Kedua tambah dia, adanya keterbatasan anggaran akibat pemangkasan dan refocusing anggaran selama pandemi. Semua itu nantinya akan masuk dalam rekapitulasi Wantannas dan akan disampaikan ke pusat.


"Kami minta Pak Bupati Sambas untuk memfasilitasi baik itu informasi berupa data selama kami berkunjung. Setelah ini kita ke Aruk, untuk menginspeksi jalan perbatasan. Mohon PUPR dampingi. Kita akan bermalam di Temajuk kemudian melihat PLBN Aruk," katanya.




Sementara itu Bupati Sambas, Satono mengatakan, sektor ekonomi di wilayah perbatasan memang sedang menjadi konsen pemerintah daerah. Kurang lebih delapan bulan sejak diterbitkannya Inpres Nomor 1 Tahun 2021 tanggal 11 Januari, Pemda Sambas telah banyak melakukan koordinasi mulai dari tingkat kabupaten sampai ke pusat.


 “Waktu yang diberikan dalam Inpres tersebut kurang lebih 2 tahun, yakni sampai awal Januari tahun 2023. Mudah-mudahan program percepatan pembangunan sektor ekonomi di wilayah perbatasan Aruk dan Temajuk bisa tuntas secepatnya,” katanya.

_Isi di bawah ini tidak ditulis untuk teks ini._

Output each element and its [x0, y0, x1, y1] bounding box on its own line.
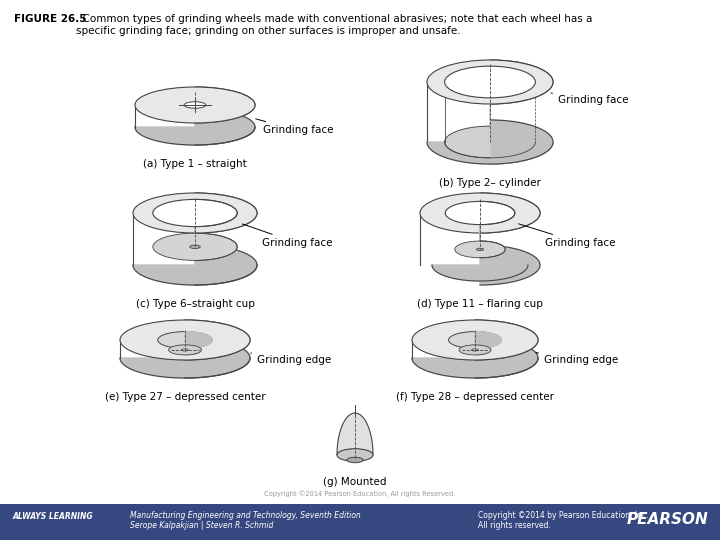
Polygon shape	[480, 193, 540, 285]
Text: (c) Type 6–straight cup: (c) Type 6–straight cup	[135, 299, 254, 309]
Ellipse shape	[168, 345, 202, 355]
Polygon shape	[135, 127, 255, 145]
Polygon shape	[432, 265, 528, 281]
Ellipse shape	[135, 87, 255, 123]
Polygon shape	[480, 201, 515, 258]
Polygon shape	[490, 60, 553, 164]
Text: Grinding edge: Grinding edge	[536, 353, 618, 365]
Ellipse shape	[153, 233, 237, 260]
Ellipse shape	[153, 199, 237, 227]
Ellipse shape	[120, 320, 250, 360]
Ellipse shape	[347, 457, 363, 463]
Ellipse shape	[190, 245, 200, 248]
Polygon shape	[133, 265, 257, 285]
Text: Grinding face: Grinding face	[256, 119, 333, 135]
Text: Grinding face: Grinding face	[242, 224, 333, 248]
Polygon shape	[195, 193, 257, 285]
Polygon shape	[445, 66, 490, 158]
Text: Grinding face: Grinding face	[551, 93, 629, 105]
Ellipse shape	[449, 332, 501, 348]
Text: (g) Mounted: (g) Mounted	[323, 477, 387, 487]
Polygon shape	[412, 358, 538, 378]
Ellipse shape	[158, 332, 212, 348]
Ellipse shape	[181, 349, 189, 351]
Text: Common types of grinding wheels made with conventional abrasives; note that each: Common types of grinding wheels made wit…	[76, 14, 593, 36]
Polygon shape	[195, 87, 255, 145]
Text: Copyright ©2014 by Pearson Education, Inc.
All rights reserved.: Copyright ©2014 by Pearson Education, In…	[478, 511, 649, 530]
Polygon shape	[185, 320, 250, 378]
Polygon shape	[195, 199, 237, 260]
Ellipse shape	[447, 70, 533, 100]
Ellipse shape	[184, 102, 206, 108]
Polygon shape	[120, 358, 250, 378]
Text: (d) Type 11 – flaring cup: (d) Type 11 – flaring cup	[417, 299, 543, 309]
Ellipse shape	[455, 241, 505, 258]
Ellipse shape	[445, 66, 536, 98]
Text: Copyright ©2014 Pearson Education, All rights Reserved.: Copyright ©2014 Pearson Education, All r…	[264, 490, 456, 497]
Text: Grinding face: Grinding face	[518, 224, 616, 248]
Text: Manufacturing Engineering and Technology, Seventh Edition
Serope Kalpakjian | St: Manufacturing Engineering and Technology…	[130, 511, 361, 530]
Polygon shape	[427, 142, 553, 164]
Polygon shape	[475, 320, 538, 378]
Text: (b) Type 2– cylinder: (b) Type 2– cylinder	[439, 178, 541, 188]
Ellipse shape	[420, 193, 540, 233]
Text: Grinding edge: Grinding edge	[251, 353, 331, 365]
Text: (a) Type 1 – straight: (a) Type 1 – straight	[143, 159, 247, 169]
Polygon shape	[337, 413, 373, 455]
Text: PEARSON: PEARSON	[626, 512, 708, 527]
Bar	[0, 504, 720, 540]
Text: FIGURE 26.5: FIGURE 26.5	[14, 14, 86, 24]
Text: (f) Type 28 – depressed center: (f) Type 28 – depressed center	[396, 392, 554, 402]
Ellipse shape	[445, 201, 515, 225]
Text: ALWAYS LEARNING: ALWAYS LEARNING	[12, 512, 93, 521]
Ellipse shape	[472, 349, 478, 351]
Ellipse shape	[337, 449, 373, 461]
Text: (e) Type 27 – depressed center: (e) Type 27 – depressed center	[104, 392, 265, 402]
Polygon shape	[475, 332, 501, 355]
Polygon shape	[185, 332, 212, 355]
Ellipse shape	[427, 60, 553, 104]
Ellipse shape	[412, 320, 538, 360]
Ellipse shape	[133, 193, 257, 233]
Ellipse shape	[459, 345, 491, 355]
Ellipse shape	[477, 248, 484, 251]
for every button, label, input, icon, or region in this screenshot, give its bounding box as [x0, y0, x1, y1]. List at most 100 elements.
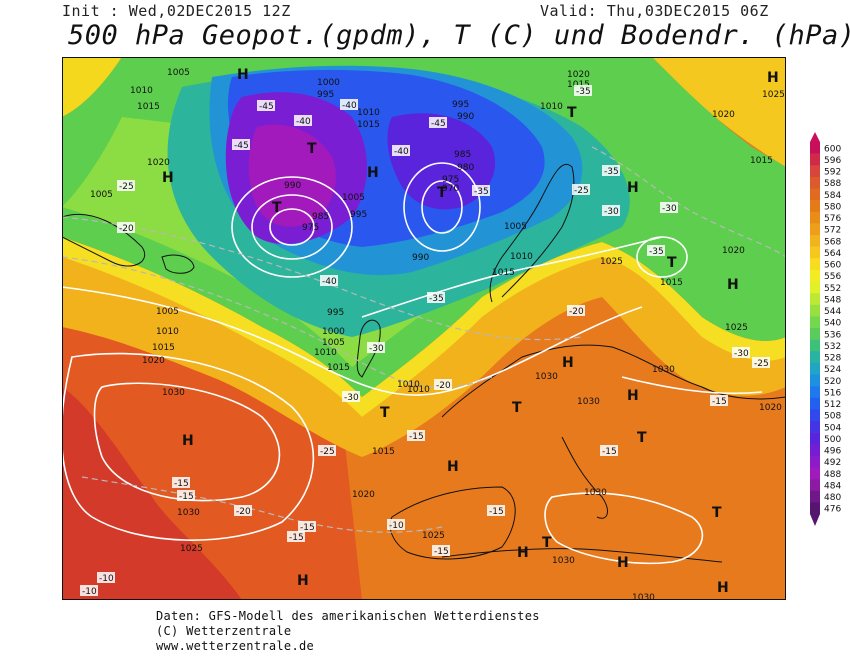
- legend-value-label: 576: [824, 214, 841, 224]
- temp-label-box: -20: [434, 379, 452, 391]
- legend-value-label: 512: [824, 400, 841, 410]
- legend-value-label: 476: [824, 505, 841, 515]
- isobar-label: 1010: [397, 380, 420, 390]
- legend-swatch: [810, 304, 820, 317]
- legend-swatch: [810, 479, 820, 492]
- isobar-label: 1015: [152, 343, 175, 353]
- isobar-label: 1015: [327, 363, 350, 373]
- isobar-label: 1005: [167, 68, 190, 78]
- low-marker: T: [637, 430, 647, 446]
- legend-swatch: [810, 211, 820, 224]
- temp-label-box: -20: [567, 305, 585, 317]
- legend-value-label: 492: [824, 458, 841, 468]
- isobar-label: 1005: [156, 307, 179, 317]
- legend-value-label: 500: [824, 435, 841, 445]
- legend-swatch: [810, 455, 820, 468]
- high-marker: H: [182, 433, 194, 449]
- legend-value-label: 592: [824, 168, 841, 178]
- legend-value-label: 564: [824, 249, 841, 259]
- svg-text:-15: -15: [602, 447, 617, 457]
- isobar-label: 1015: [357, 120, 380, 130]
- legend-value-label: 596: [824, 156, 841, 166]
- svg-text:-20: -20: [569, 307, 584, 317]
- svg-text:-15: -15: [434, 547, 449, 557]
- isobar-1025-atlantic: [62, 352, 315, 541]
- isobar-label: 1030: [632, 593, 655, 600]
- legend-swatch: [810, 386, 820, 399]
- isobar-label: 995: [327, 308, 344, 318]
- svg-text:-20: -20: [436, 381, 451, 391]
- isobar-label: 1010: [510, 252, 533, 262]
- isobar-label: 1025: [762, 90, 785, 100]
- temp-label-box: -25: [572, 184, 590, 196]
- low-marker: T: [667, 255, 677, 271]
- high-marker: H: [717, 580, 729, 596]
- temp-label-box: -35: [427, 292, 445, 304]
- isobar-label: 1005: [322, 338, 345, 348]
- legend-swatch: [810, 153, 820, 166]
- legend-swatch: [810, 176, 820, 189]
- legend-value-label: 488: [824, 470, 841, 480]
- temp-label-box: -40: [392, 145, 410, 157]
- svg-text:-45: -45: [431, 119, 446, 129]
- temp-label-box: -45: [257, 100, 275, 112]
- valid-time: Valid: Thu,03DEC2015 06Z: [540, 2, 769, 20]
- temp-label-box: -20: [117, 222, 135, 234]
- svg-text:-35: -35: [649, 247, 664, 257]
- isobar-labels: 1005 1010 1015 1020 1005 1000 995 1010 1…: [90, 68, 785, 600]
- isobar-label: 975: [302, 223, 319, 233]
- svg-text:-35: -35: [604, 167, 619, 177]
- weather-map: H H H H H H H H H H H H H H T T T T T T …: [62, 57, 786, 600]
- legend-swatch: [810, 165, 820, 178]
- svg-text:-10: -10: [82, 587, 97, 597]
- temp-label-box: -35: [472, 185, 490, 197]
- temp-label-box: -30: [732, 347, 750, 359]
- coast-mediterranean: [441, 548, 723, 563]
- legend-swatch: [810, 258, 820, 271]
- temp-label-box: -10: [387, 519, 405, 531]
- legend-value-label: 532: [824, 342, 841, 352]
- isobar-label: 985: [312, 212, 329, 222]
- isobar-label: 1020: [142, 356, 165, 366]
- legend-value-label: 580: [824, 202, 841, 212]
- low-marker: T: [512, 400, 522, 416]
- isobar-label: 1005: [342, 193, 365, 203]
- svg-text:-15: -15: [289, 533, 304, 543]
- isobar-label: 970: [442, 184, 459, 194]
- temp-label-box: -20: [234, 505, 252, 517]
- temp-label-box: -35: [602, 165, 620, 177]
- isobar-label: 1015: [137, 102, 160, 112]
- isobar-label: 990: [412, 253, 429, 263]
- footer-copyright: (C) Wetterzentrale: [156, 624, 292, 638]
- legend-value-label: 588: [824, 179, 841, 189]
- isobar-label: 1030: [535, 372, 558, 382]
- svg-text:-40: -40: [342, 101, 357, 111]
- coast-italy: [561, 436, 608, 519]
- legend-value-label: 520: [824, 377, 841, 387]
- isobar-deep-low-ring: [269, 208, 315, 246]
- isobar-label: 990: [457, 112, 474, 122]
- legend-swatch: [810, 235, 820, 247]
- legend-swatch: [810, 362, 820, 375]
- legend-value-label: 556: [824, 272, 841, 282]
- legend-bottom-arrow: [810, 514, 820, 526]
- svg-text:-15: -15: [489, 507, 504, 517]
- isobar-label: 1020: [147, 158, 170, 168]
- legend-value-label: 584: [824, 191, 841, 201]
- legend-value-label: 484: [824, 481, 841, 491]
- isobar-sweep-north: [361, 236, 663, 318]
- temp-label-box: -40: [340, 99, 358, 111]
- high-marker: H: [767, 70, 779, 86]
- high-marker: H: [727, 277, 739, 293]
- legend-swatch: [810, 200, 820, 213]
- legend-swatch: [810, 142, 820, 154]
- svg-text:-25: -25: [119, 182, 134, 192]
- legend-value-label: 544: [824, 307, 841, 317]
- temp-label-box: -15: [407, 430, 425, 442]
- high-marker: H: [162, 170, 174, 186]
- svg-text:-15: -15: [179, 492, 194, 502]
- isobar-label: 1010: [156, 327, 179, 337]
- isobar-label: 1010: [540, 102, 563, 112]
- svg-text:-15: -15: [409, 432, 424, 442]
- svg-text:-35: -35: [576, 87, 591, 97]
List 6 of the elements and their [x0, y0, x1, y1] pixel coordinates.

Diharapkan  Badan Nasional Pengelola Perbatasan (BNPP) dan Lembaga Ketahanan Nasional (Lemhannas) RI bisa menindaklanjuti hasil audiensi Wantannas dan Pemkab Sambas hari ini. Sehingga, apa yang diimpikan masyarakat perbatasan bisa terwujud secepatnya.

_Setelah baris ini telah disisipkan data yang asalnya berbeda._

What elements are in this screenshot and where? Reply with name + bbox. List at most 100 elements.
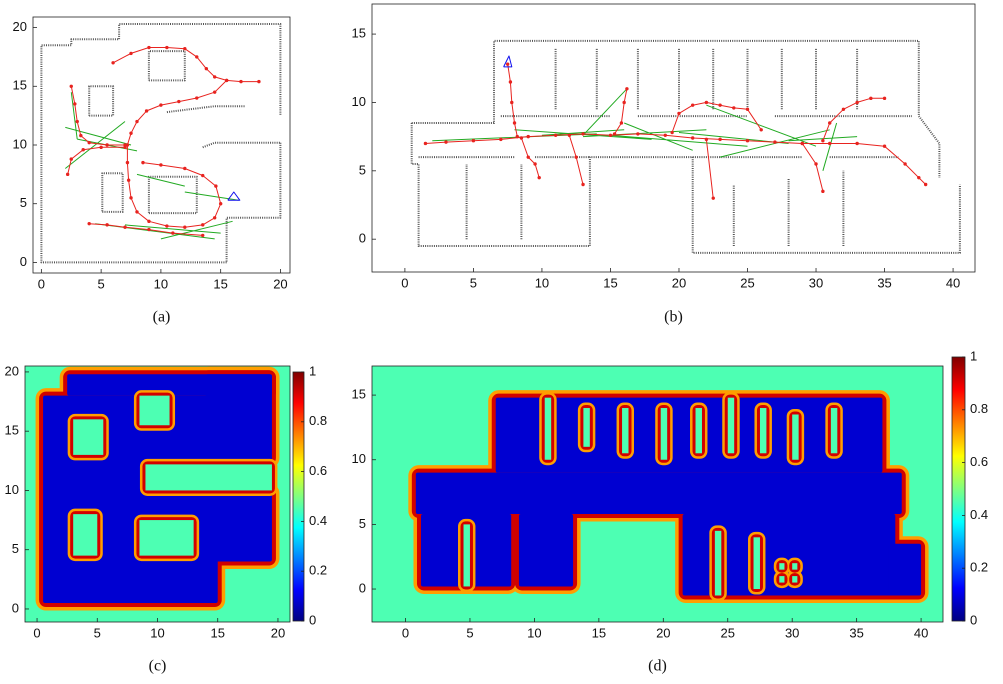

Lebih jauh, Satono berharap Wantannas bisa menyampaikan aspirasi Pemkab Sambas ke pusat, terkait regulasi ekspor impor ke Malaysia. Menurutnya, dalam Inpres Nomor 1 Tahun 2021 itu, tidak ada petunjuk tentang ekspor impor.


“Seharusnya hal yang paling penting dalam membangun ekonomi perbatasan itu adalah ekspor impor. Dalam Inpres itu belum ada klu (petunjuk). Jadi saya titip ke Pak Mayjen, tolong sampaikan aspirasi ini ke pusat,” katanya.
 
Satono ingin pemerintah pusat memberikan regulasi terkait ekspor impor dari Sambas ke Malaysia. Sebab, dia berniat membangkitkan gairah ekonomi di tengah pandemi dari hasil pertanian.


“Kita ingin memudahkan bagaimana petani kita mengekspor hasil tani mereka, lalu bagaimana kita melakukan impor kebutuhan yang tidak ada di daerah kita. Itu semua harus didukung dengan regulasi,” katanya.


Satono paham betul, selama ini kerjasama dagang di wilayah perbatasan Sambas-Malaysia mengacu pada Perjanjian Sosial Ekonomi Malaysia-Indonesia (Sosek Malindo). Namun perlu banyak modifikasi karena perjanjian itu sudah puluhan tahun yang lalu.
 
"Bagaimana klu ekspor impor ini bisa masuk ke kita. Sehingga legal dari segi regulasinya, selama ini kan kita mengacu pada Perjanjian Sosek Malindo, itu sudah sejak 1985, harus ada sesuatu yang baru," katanya.